Abel Prize awarded to László Lovász
They received the prize for their foundational contributions to theoretical computer science and discrete mathematics, and their leading role in shaping them into central fields of modern mathematics.
The theory of ‘computational complexity’ – which concerns itself with the speed and efficiency of algorithms – first emerged in the 1970s and is now an established field of both mathematics and theoretical computer science. Computational complexity is now a very important field, providing the theoretical basis for internet security. Also in the 1970s, a new generation of mathematicians realised that discrete mathematics had a new area of application in computer science. Today algorithms and internet security applications are an integral part of everyday life for all of us.
“Lovász and Wigderson have been leading forces in this development over the last few decades.
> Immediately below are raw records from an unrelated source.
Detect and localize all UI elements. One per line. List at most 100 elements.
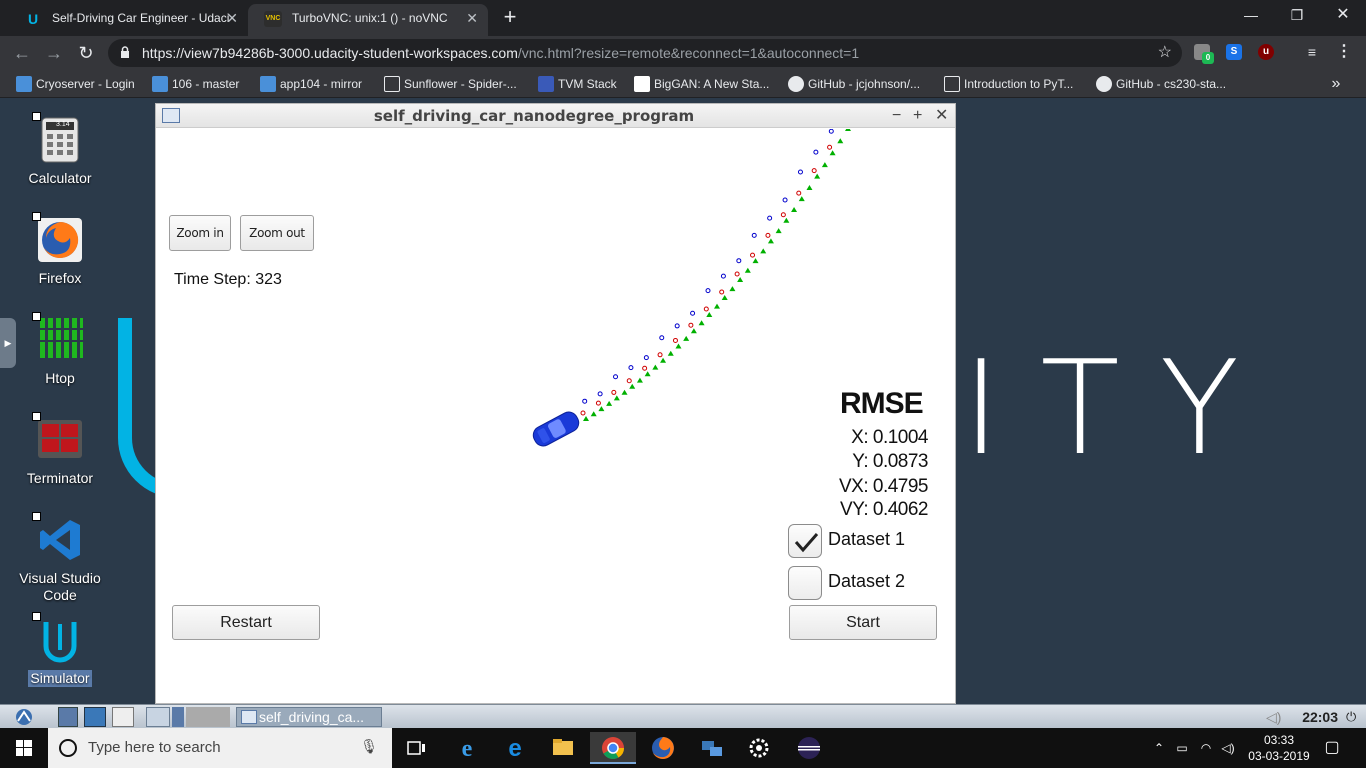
radar-marker (705, 288, 711, 294)
microphone-icon[interactable]: 🎙 (360, 738, 378, 754)
tab-turbovnc[interactable]: VNC TurboVNC: unix:1 () - noVNC ✕ (248, 4, 488, 36)
menu-kebab-icon[interactable]: ⋮ (1336, 43, 1352, 60)
close-window-icon[interactable]: ✕ (1336, 6, 1350, 23)
volume-icon[interactable]: ◁) (1221, 741, 1235, 755)
maximize-icon[interactable]: + (913, 107, 923, 124)
window-titlebar[interactable]: self_driving_car_nanodegree_program − + … (156, 104, 955, 128)
radar-marker (828, 129, 834, 134)
desktop-icon-label: Terminator (26, 470, 94, 486)
zoom-in-button[interactable]: Zoom in (169, 215, 231, 251)
file-explorer-icon[interactable] (540, 732, 586, 764)
address-bar[interactable]: https://view7b94286b-3000.udacity-studen… (108, 39, 1182, 67)
zoom-out-button[interactable]: Zoom out (240, 215, 314, 251)
estimate-marker (821, 162, 828, 168)
dataset-2-checkbox[interactable] (788, 566, 822, 600)
system-clock[interactable]: 03:33 03-03-2019 (1244, 732, 1314, 764)
close-icon[interactable]: ✕ (935, 107, 949, 124)
maximize-icon[interactable]: ❐ (1290, 7, 1304, 23)
bookmark-item[interactable]: TVM Stack (536, 70, 617, 98)
taskbar-window-simulator[interactable]: self_driving_ca... (236, 707, 382, 727)
battery-icon[interactable]: ▭ (1176, 741, 1188, 755)
start-button[interactable]: Start (789, 605, 937, 640)
ublock-icon[interactable]: u (1258, 44, 1274, 60)
rmse-x: X: 0.1004 (851, 427, 928, 448)
arxiv-icon (634, 76, 650, 92)
desktop-icon-htop[interactable]: Htop (8, 312, 112, 387)
forward-icon[interactable]: → (45, 43, 63, 63)
menu-icon[interactable] (8, 707, 40, 727)
tab-udacity[interactable]: U Self-Driving Car Engineer - Udaci ✕ (8, 4, 248, 36)
desktop-icon-simulator[interactable]: Simulator (8, 612, 112, 687)
edge-icon[interactable]: e (492, 732, 538, 764)
media-router-icon[interactable]: ≡ (1307, 44, 1317, 60)
browser-toolbar: ← → ↻ https://view7b94286b-3000.udacity-… (0, 36, 1366, 70)
bookmark-item[interactable]: GitHub - jcjohnson/... (786, 70, 920, 98)
radar-marker (643, 355, 649, 361)
close-icon[interactable]: ✕ (466, 10, 478, 26)
bookmark-item[interactable]: app104 - mirror (258, 70, 362, 98)
htop-icon (32, 312, 84, 364)
url-path: /vnc.html?resize=remote&reconnect=1&auto… (517, 45, 860, 61)
dataset-1-checkbox[interactable] (788, 524, 822, 558)
lidar-marker (750, 252, 756, 258)
new-tab-button[interactable]: + (503, 4, 517, 29)
calculator-display: 3.14 (56, 121, 70, 128)
reload-icon[interactable]: ↻ (78, 43, 94, 63)
bookmark-star-icon[interactable]: ☆ (1157, 44, 1172, 61)
show-hidden-icons-icon[interactable]: ⌃ (1153, 741, 1165, 755)
estimate-marker (598, 406, 605, 412)
novnc-control-handle[interactable]: ▶ (0, 318, 16, 368)
workspace-3[interactable] (186, 707, 230, 727)
network-icon[interactable] (84, 707, 106, 727)
minimize-icon[interactable]: − (892, 107, 902, 124)
estimate-marker (636, 377, 643, 383)
estimate-marker (775, 228, 782, 234)
bookmarks-overflow-button[interactable]: » (1331, 75, 1341, 92)
notifications-icon[interactable]: ▢ (1324, 739, 1340, 756)
firefox-icon[interactable] (640, 732, 686, 764)
back-icon[interactable]: ← (13, 43, 31, 63)
bookmark-item[interactable]: Sunflower - Spider-... (382, 70, 517, 98)
settings-gear-icon[interactable] (736, 732, 782, 764)
svg-text:e: e (508, 735, 521, 762)
desktop-icon-vscode[interactable]: Visual Studio Code (8, 512, 112, 604)
desktop-icon-label: Simulator (28, 670, 92, 687)
workspace-1[interactable] (146, 707, 170, 727)
desktop-icon-calculator[interactable]: 3.14 Calculator (8, 112, 112, 187)
bookmark-item[interactable]: Cryoserver - Login (14, 70, 135, 98)
vscode-icon (32, 512, 84, 564)
desktop-icon-label: Htop (45, 370, 75, 386)
browser-tab-bar: U Self-Driving Car Engineer - Udaci ✕ VN… (0, 0, 1366, 36)
bookmark-item[interactable]: 106 - master (150, 70, 239, 98)
window-list-icon[interactable] (112, 707, 134, 727)
lidar-marker (827, 144, 833, 150)
ie-icon[interactable]: e (444, 732, 490, 764)
rmse-title: RMSE (840, 387, 924, 420)
extension-icon[interactable]: 0 (1194, 44, 1214, 64)
network-app-icon[interactable] (688, 732, 734, 764)
desktop-icon-terminator[interactable]: Terminator (8, 412, 112, 487)
bookmark-item[interactable]: GitHub - cs230-sta... (1094, 70, 1226, 98)
task-view-icon[interactable] (394, 732, 440, 764)
windows-start-icon[interactable] (0, 728, 48, 768)
radar-marker (628, 365, 634, 371)
minimize-icon[interactable]: — (1244, 7, 1258, 23)
skype-extension-icon[interactable]: S (1226, 44, 1242, 60)
workspace-2[interactable] (172, 707, 184, 727)
taskbar-search[interactable]: Type here to search 🎙 (48, 728, 392, 768)
bookmark-item[interactable]: Introduction to PyT... (942, 70, 1073, 98)
chrome-icon[interactable] (590, 732, 636, 764)
file-manager-icon[interactable] (58, 707, 78, 727)
wifi-icon[interactable]: ◠ (1200, 741, 1212, 755)
eclipse-icon[interactable] (786, 732, 832, 764)
power-icon[interactable]: ⏻ (1346, 709, 1357, 724)
bookmark-item[interactable]: BigGAN: A New Sta... (632, 70, 769, 98)
extension-badge: 0 (1202, 52, 1214, 64)
desktop-icon-firefox[interactable]: Firefox (8, 212, 112, 287)
volume-icon[interactable]: ◁) (1266, 709, 1282, 725)
close-icon[interactable]: ✕ (226, 10, 238, 26)
restart-button[interactable]: Restart (172, 605, 320, 640)
desktop-icon-label: Firefox (38, 270, 82, 286)
estimate-marker (706, 312, 713, 318)
cortana-icon (59, 739, 77, 757)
Their work interlaces in many ways, and, in particular,
they have both made fundamental contributions to understanding randomness in computation and in exploring the boundaries of efficient computation,”
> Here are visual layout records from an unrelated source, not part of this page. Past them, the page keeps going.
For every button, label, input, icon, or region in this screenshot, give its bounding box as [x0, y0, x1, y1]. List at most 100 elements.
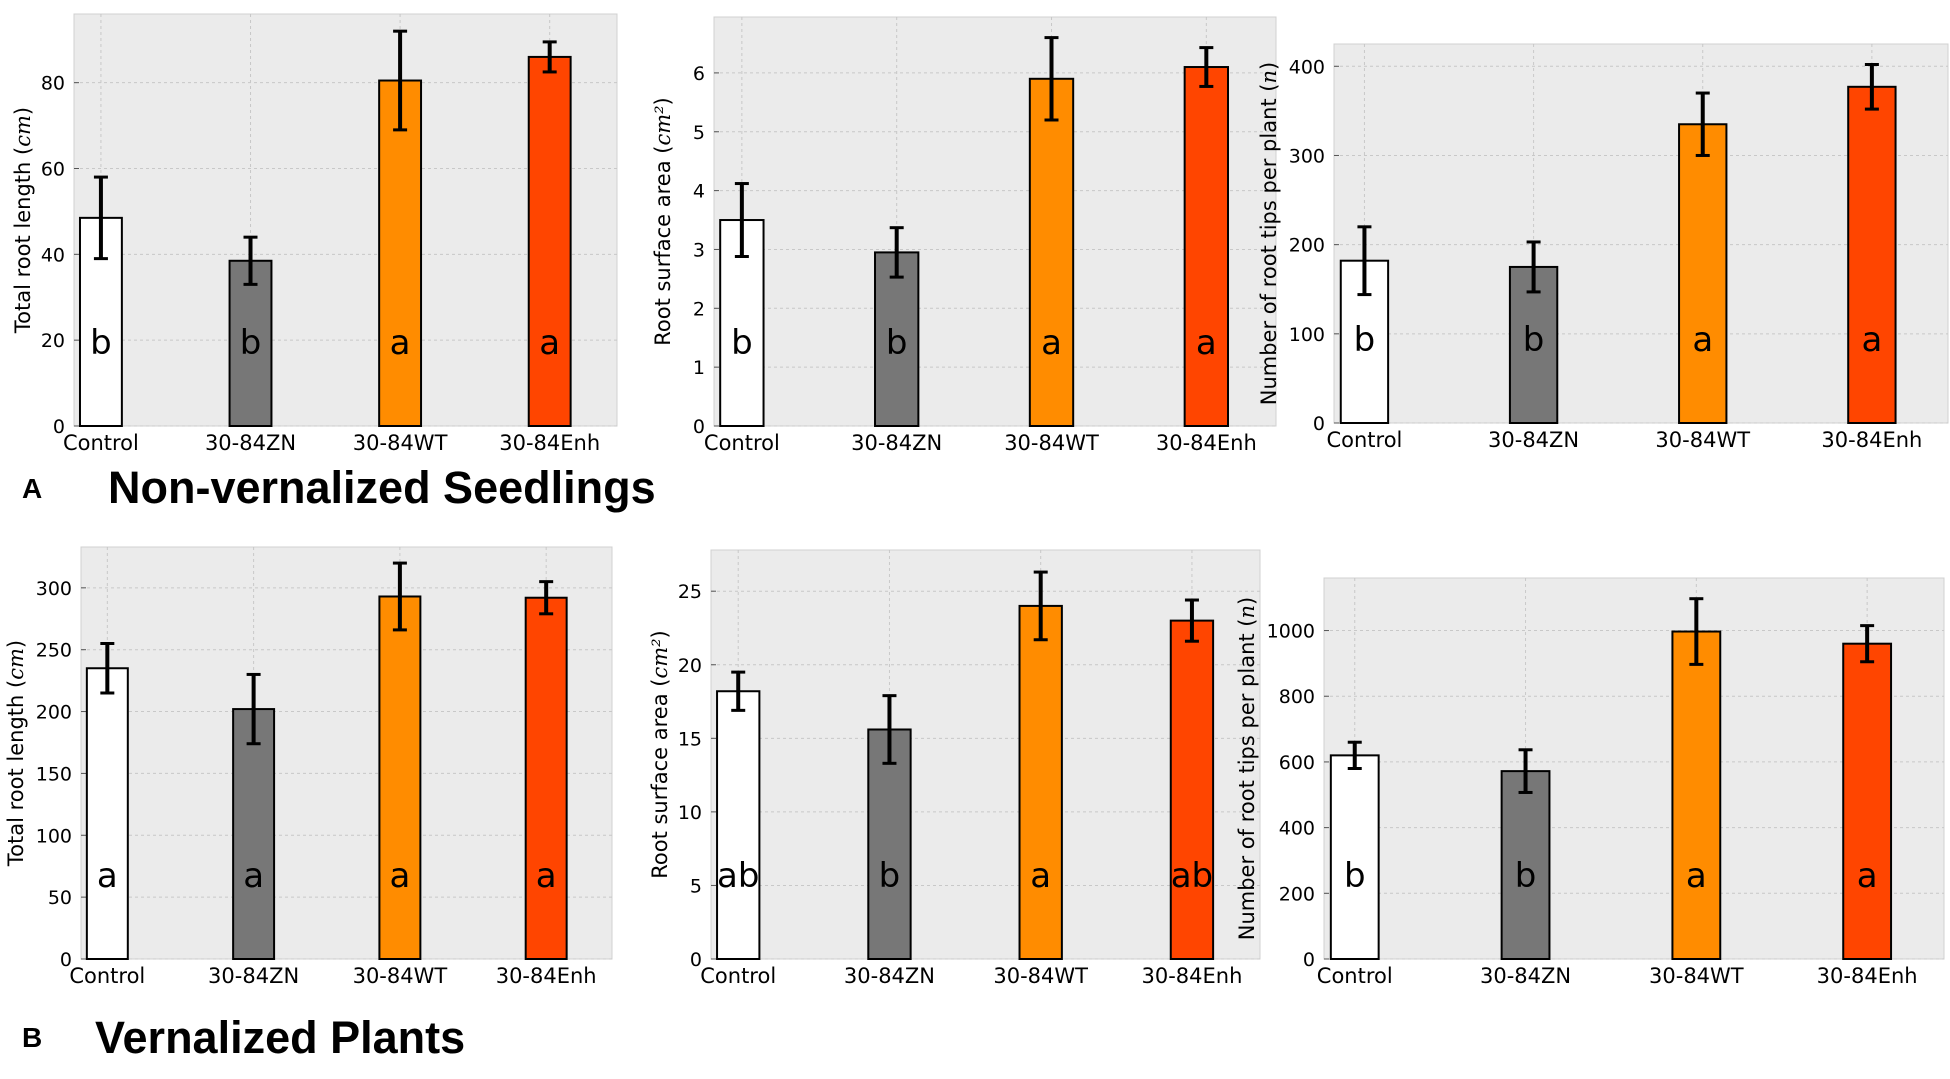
y-tick-label: 150: [36, 763, 72, 785]
bar-Control: [1329, 754, 1380, 960]
bar-30-84ZN: [228, 259, 273, 428]
y-tick-label: 2: [693, 298, 705, 320]
x-tick-label: 30-84WT: [1655, 428, 1750, 452]
chart-1: 0 20 40 60 80 b Control b 30-84ZN a 30-84WT a 30-84E…: [11, 13, 618, 455]
x-tick-label: Control: [700, 964, 776, 988]
y-tick-label: 100: [36, 825, 72, 847]
y-tick-label: 80: [41, 73, 65, 95]
y-axis-label-close: ): [4, 640, 28, 648]
y-axis-label-close: ): [1257, 62, 1281, 70]
y-axis-label: Number of root tips per plant (n): [1235, 597, 1259, 940]
y-axis-label-text: Total root length (: [11, 147, 35, 334]
x-tick-label: 30-84WT: [353, 964, 448, 988]
x-tick-label: 30-84Enh: [1817, 964, 1918, 988]
significance-letter: ab: [717, 856, 759, 896]
bar-30-84Enh: [527, 55, 572, 428]
y-axis-label-close: ): [651, 97, 675, 105]
x-tick-label: 30-84Enh: [496, 964, 597, 988]
significance-letter: a: [1030, 856, 1051, 896]
plot-area: [710, 549, 1261, 960]
y-tick-label: 6: [693, 63, 705, 85]
bar-Control: [716, 690, 761, 961]
y-tick-label: 600: [1279, 752, 1315, 774]
bar-30-84WT: [1671, 630, 1722, 960]
y-tick-label: 800: [1279, 686, 1315, 708]
y-axis-label-text: Root surface area (: [648, 679, 672, 879]
y-tick-label: 0: [1313, 413, 1325, 435]
y-axis-label: Root surface area (cm²): [648, 630, 672, 879]
y-tick-label: 0: [53, 416, 65, 438]
y-tick-label: 400: [1289, 56, 1325, 78]
bar-30-84WT: [1018, 604, 1063, 961]
y-tick-label: 0: [693, 416, 705, 438]
x-tick-label: 30-84ZN: [208, 964, 299, 988]
x-tick-label: Control: [1317, 964, 1393, 988]
x-tick-label: Control: [63, 431, 139, 455]
significance-letter: a: [1196, 323, 1217, 363]
y-axis-label-close: ): [1235, 597, 1259, 605]
y-tick-label: 400: [1279, 818, 1315, 840]
y-tick-label: 200: [1289, 235, 1325, 257]
significance-letter: b: [1515, 856, 1537, 896]
significance-letter: a: [1692, 320, 1713, 360]
y-axis-label-text: Root surface area (: [651, 146, 675, 346]
bar-30-84Enh: [1169, 619, 1215, 960]
y-axis-label-text: Total root length (: [4, 680, 28, 867]
plot-area: [1333, 43, 1949, 424]
chart-2: 0 1 2 3 4 5 6 b Control b 30-84ZN a 30-84WT a 30-84Enh…: [651, 16, 1277, 455]
x-tick-label: 30-84Enh: [1156, 431, 1257, 455]
significance-letter: a: [1861, 320, 1882, 360]
significance-letter: b: [886, 323, 908, 363]
significance-letter: ab: [1171, 856, 1213, 896]
bar-Control: [85, 667, 129, 961]
x-tick-label: 30-84ZN: [851, 431, 942, 455]
x-tick-label: 30-84WT: [1004, 431, 1099, 455]
x-tick-label: Control: [704, 431, 780, 455]
y-axis-label-unit: cm: [11, 115, 35, 147]
bar-30-84WT: [1028, 77, 1075, 427]
y-axis-label-unit: cm²: [648, 638, 672, 678]
significance-letter: a: [390, 323, 411, 363]
significance-letter: a: [389, 856, 410, 896]
y-tick-label: 250: [36, 640, 72, 662]
y-tick-label: 50: [48, 887, 72, 909]
y-axis-label-unit: cm: [4, 648, 28, 680]
significance-letter: a: [1686, 856, 1707, 896]
y-tick-label: 40: [41, 244, 65, 266]
y-axis-label-text: Number of root tips per plant (: [1257, 83, 1281, 405]
y-tick-label: 1: [693, 357, 705, 379]
significance-letter: a: [97, 856, 118, 896]
x-tick-label: 30-84WT: [993, 964, 1088, 988]
x-tick-label: 30-84ZN: [205, 431, 296, 455]
y-axis-label: Number of root tips per plant (n): [1257, 62, 1281, 405]
y-tick-label: 0: [690, 949, 702, 971]
bar-30-84ZN: [867, 728, 912, 960]
bar-30-84WT: [1678, 123, 1728, 425]
chart-3: 0 100 200 300 400 b Control b 30-84ZN a 30-84WT a 30…: [1257, 43, 1949, 452]
x-tick-label: 30-84Enh: [1141, 964, 1242, 988]
significance-letter: b: [1344, 856, 1366, 896]
x-tick-label: 30-84ZN: [844, 964, 935, 988]
y-axis-label: Total root length (cm): [4, 640, 28, 867]
bar-30-84Enh: [1183, 66, 1230, 428]
y-tick-label: 0: [1303, 949, 1315, 971]
x-tick-label: 30-84Enh: [499, 431, 600, 455]
x-tick-label: 30-84Enh: [1821, 428, 1922, 452]
x-tick-label: 30-84WT: [1649, 964, 1744, 988]
panel-letter-b: B: [22, 1022, 43, 1053]
bar-30-84ZN: [232, 708, 276, 960]
y-tick-label: 100: [1289, 324, 1325, 346]
chart-4: 0 50 100 150 200 250 300 a Control a 30-84ZN a 30-84…: [4, 546, 613, 988]
y-tick-label: 10: [678, 802, 702, 824]
bar-30-84WT: [378, 595, 422, 960]
significance-letter: a: [1041, 323, 1062, 363]
y-tick-label: 4: [693, 181, 705, 203]
plot-area: [80, 546, 613, 960]
y-tick-label: 20: [41, 330, 65, 352]
bar-30-84Enh: [524, 596, 568, 961]
y-tick-label: 200: [1279, 883, 1315, 905]
significance-letter: a: [1857, 856, 1878, 896]
significance-letter: b: [1354, 320, 1376, 360]
y-tick-label: 5: [693, 122, 705, 144]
says Hans Munthe-Kaas, chair of the Abel Committee. He continues: “Thanks to the ground-breaking work of these two, discrete mathematics and the relatively young field of theoretical computer science are now firmly established as central areas of modern mathematics.”
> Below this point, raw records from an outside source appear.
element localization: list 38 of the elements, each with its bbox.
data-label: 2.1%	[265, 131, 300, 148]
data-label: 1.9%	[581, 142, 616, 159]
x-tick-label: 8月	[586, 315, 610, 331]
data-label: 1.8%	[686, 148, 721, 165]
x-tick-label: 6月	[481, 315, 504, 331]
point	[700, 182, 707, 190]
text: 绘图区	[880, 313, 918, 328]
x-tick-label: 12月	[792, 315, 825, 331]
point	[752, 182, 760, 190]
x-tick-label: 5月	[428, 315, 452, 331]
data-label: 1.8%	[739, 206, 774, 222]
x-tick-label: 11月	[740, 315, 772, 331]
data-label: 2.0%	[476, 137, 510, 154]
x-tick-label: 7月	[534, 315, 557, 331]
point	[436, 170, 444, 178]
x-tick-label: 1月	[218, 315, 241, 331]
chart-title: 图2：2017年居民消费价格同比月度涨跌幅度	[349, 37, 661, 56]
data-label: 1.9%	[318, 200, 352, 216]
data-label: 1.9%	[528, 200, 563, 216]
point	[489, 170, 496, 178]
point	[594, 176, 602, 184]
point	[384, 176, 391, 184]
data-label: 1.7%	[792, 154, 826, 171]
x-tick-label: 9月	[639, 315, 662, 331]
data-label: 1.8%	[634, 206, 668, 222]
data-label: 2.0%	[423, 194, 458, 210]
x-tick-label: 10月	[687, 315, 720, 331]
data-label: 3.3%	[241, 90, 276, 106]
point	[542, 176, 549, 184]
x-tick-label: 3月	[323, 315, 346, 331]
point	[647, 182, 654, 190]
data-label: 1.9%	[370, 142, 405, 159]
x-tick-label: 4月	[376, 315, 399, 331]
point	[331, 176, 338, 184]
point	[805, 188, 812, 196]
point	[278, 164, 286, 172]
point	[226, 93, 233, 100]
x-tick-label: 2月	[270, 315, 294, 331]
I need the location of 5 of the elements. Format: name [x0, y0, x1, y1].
In the 1970s, graph theory became one of the first areas of pure mathematics able to illuminate the new field of computational complexity. One of the major impacts of Lovász’s work has been to establish ways in which discrete mathematics can address fundamental theoretical questions in computer science. He has said that he feels very lucky to have experienced one of those periods when mathematics was developing in complete alignment with an area of application.
In addition to his work on the foundational underpinning of computer science, Lovász has also devised powerful algorithms with wide-ranging applications. One of these, the LLL algorithm, named after Lovász and the brothers Arjen and Hendrik Lenstra, represented a conceptual breakthrough in the understanding of lattices, and has had remarkable applications in areas including number theory, cryptography and mobile computing. Currently, the only known encryption systems that can withstand an attack by a quantum computer are based on the LLL algorithm.
Recent research of the mathematician at ELTE focuses on the mathematical foundations of large networks. In 2018, the Alfréd Rényi Institute of Mathematics, the János Bolyai Mathematical Society and Eötvös Loránd University organized a scientific conference in his honor, where the international community of mathematicians discussed topics related to his research during the five-day event.
According to him, “research is an urge, if someone truly is a mathematician, since it requires continuous thinking about problems waiting to be solved.” In an interview, he compared mathematical problem solving to the key move in chess: “Suddenly everything becomes clear and intelligible. These are the most attractive moments in a mathematician’s life. And these moments attracted me as a child as well” The world renowned scientist graduated from ELTE and he said the following about the study years here: “it was a decisive stage of my life, all thanks to my wonderful professors”
In an interview,
he named diligence and respect for science and the work of others as the most important values.
Besides never stopping research, teaching has a crucial role in his life: “I like teaching because teaching provides a framework for life. It also gives joy, especially if it can give talented students something that makes their eyes sparkle with excitement. I am very happy to teach the best, the researchers of the future.”